Airborne transmission can pose greater COVID-19 risks in indoor spaces
The viral transmission of COVID-19 through airborne microdroplets has been in discussion for a long time now. In contrast to the respiratory droplets while sneezing or coughing, airborne transmission can pose greater harm to people indoors. As the novel coronavirus has the tendency to remain in the surroundings for a long period of time, it makes enclosed spaces all the more dangerous and infectious than outdoor areas. However, experts are yet to determine the risks posed by airborne transmissions.
Are masks and good ventilation more effective in containing COVID-19 spread?
Whether you’re indoors or outdoors, precautionary measures remain the same for both.

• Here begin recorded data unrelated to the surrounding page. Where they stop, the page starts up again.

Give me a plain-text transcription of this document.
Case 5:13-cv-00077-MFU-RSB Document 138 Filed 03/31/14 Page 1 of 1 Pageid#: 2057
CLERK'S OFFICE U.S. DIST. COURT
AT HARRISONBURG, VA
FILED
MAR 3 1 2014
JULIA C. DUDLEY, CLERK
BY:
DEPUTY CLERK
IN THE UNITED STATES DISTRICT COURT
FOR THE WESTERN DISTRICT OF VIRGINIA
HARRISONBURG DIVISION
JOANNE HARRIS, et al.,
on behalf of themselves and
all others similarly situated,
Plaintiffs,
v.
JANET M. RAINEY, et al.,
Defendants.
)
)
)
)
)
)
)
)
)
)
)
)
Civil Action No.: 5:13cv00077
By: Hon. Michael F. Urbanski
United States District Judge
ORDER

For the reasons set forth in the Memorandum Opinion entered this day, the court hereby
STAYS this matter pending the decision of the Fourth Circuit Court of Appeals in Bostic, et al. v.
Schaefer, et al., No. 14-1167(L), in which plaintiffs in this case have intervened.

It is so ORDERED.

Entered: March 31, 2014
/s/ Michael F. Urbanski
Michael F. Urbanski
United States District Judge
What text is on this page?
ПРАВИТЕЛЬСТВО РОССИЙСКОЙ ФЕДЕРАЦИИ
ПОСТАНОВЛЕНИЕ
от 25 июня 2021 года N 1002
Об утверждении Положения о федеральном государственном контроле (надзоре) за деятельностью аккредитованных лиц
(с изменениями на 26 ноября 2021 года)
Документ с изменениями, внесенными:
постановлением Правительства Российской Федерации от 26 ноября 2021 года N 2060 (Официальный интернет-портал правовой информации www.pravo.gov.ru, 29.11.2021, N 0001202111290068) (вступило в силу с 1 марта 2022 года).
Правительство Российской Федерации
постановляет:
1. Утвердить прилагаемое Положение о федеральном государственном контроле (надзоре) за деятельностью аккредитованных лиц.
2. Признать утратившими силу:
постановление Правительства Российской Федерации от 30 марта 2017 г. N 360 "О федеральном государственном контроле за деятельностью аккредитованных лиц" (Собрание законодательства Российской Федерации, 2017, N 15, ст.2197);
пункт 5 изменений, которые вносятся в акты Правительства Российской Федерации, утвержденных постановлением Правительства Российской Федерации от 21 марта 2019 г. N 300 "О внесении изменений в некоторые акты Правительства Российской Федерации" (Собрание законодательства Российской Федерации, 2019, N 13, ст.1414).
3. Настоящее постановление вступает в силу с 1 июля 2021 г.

From maintaining social distance to wearing masks and disinfecting surfaces, one must follow all these guidelines for the safety of others and oneself. However, according to the Centers for Disease Control and Prevention (CDC), good ventilation and devices that maximize airflow can also prevent COVID-19 from spreading indoors.
According to study
As per a study published in the journal Physics of Fluids, researchers found that masks and a good ventilation system are more crucial and provides better results than social distancing for containing the airborne spread of COVID-19 infections indoors. The scientist prepared a computer model of a classroom with students and a teacher and then facilitated airflow and disease transmission, and calculated the risks of airborne transmission.
In the model, where the classroom was 709 square feet with 9-foot-tall ceilings, students were masked and the teacher at the front of the class also wore a mask.
“The study finds that aerosol transmission routes do not display a need for six feet social distancing when masks are mandated,” said Michael Kinzel, an assistant professor at the University of Central Florida in the US.
According to Kinzel, “The research is important as it provides guidance on how we are understanding safety in indoor environments.”
Similarly, the team of researchers evaluated a ventilated classroom and an unventilated one. The researchers found that a ventilation system with a good air filter minimized the risk of infection by 40 to 50 percent as compared to a classroom with no ventilation.
While the study suggests that masks and good ventilation can be more effective than social distancing in stopping the spread of COVID-19 infections, it is important that we practice social distancing too. Especially at a time when COVID-19 cases are at a surge, following all health measures are crucial to contain the spread of the virus. Simultaneously, keep wearing well-fitted masks and facilitate a good ventilation system at your homes.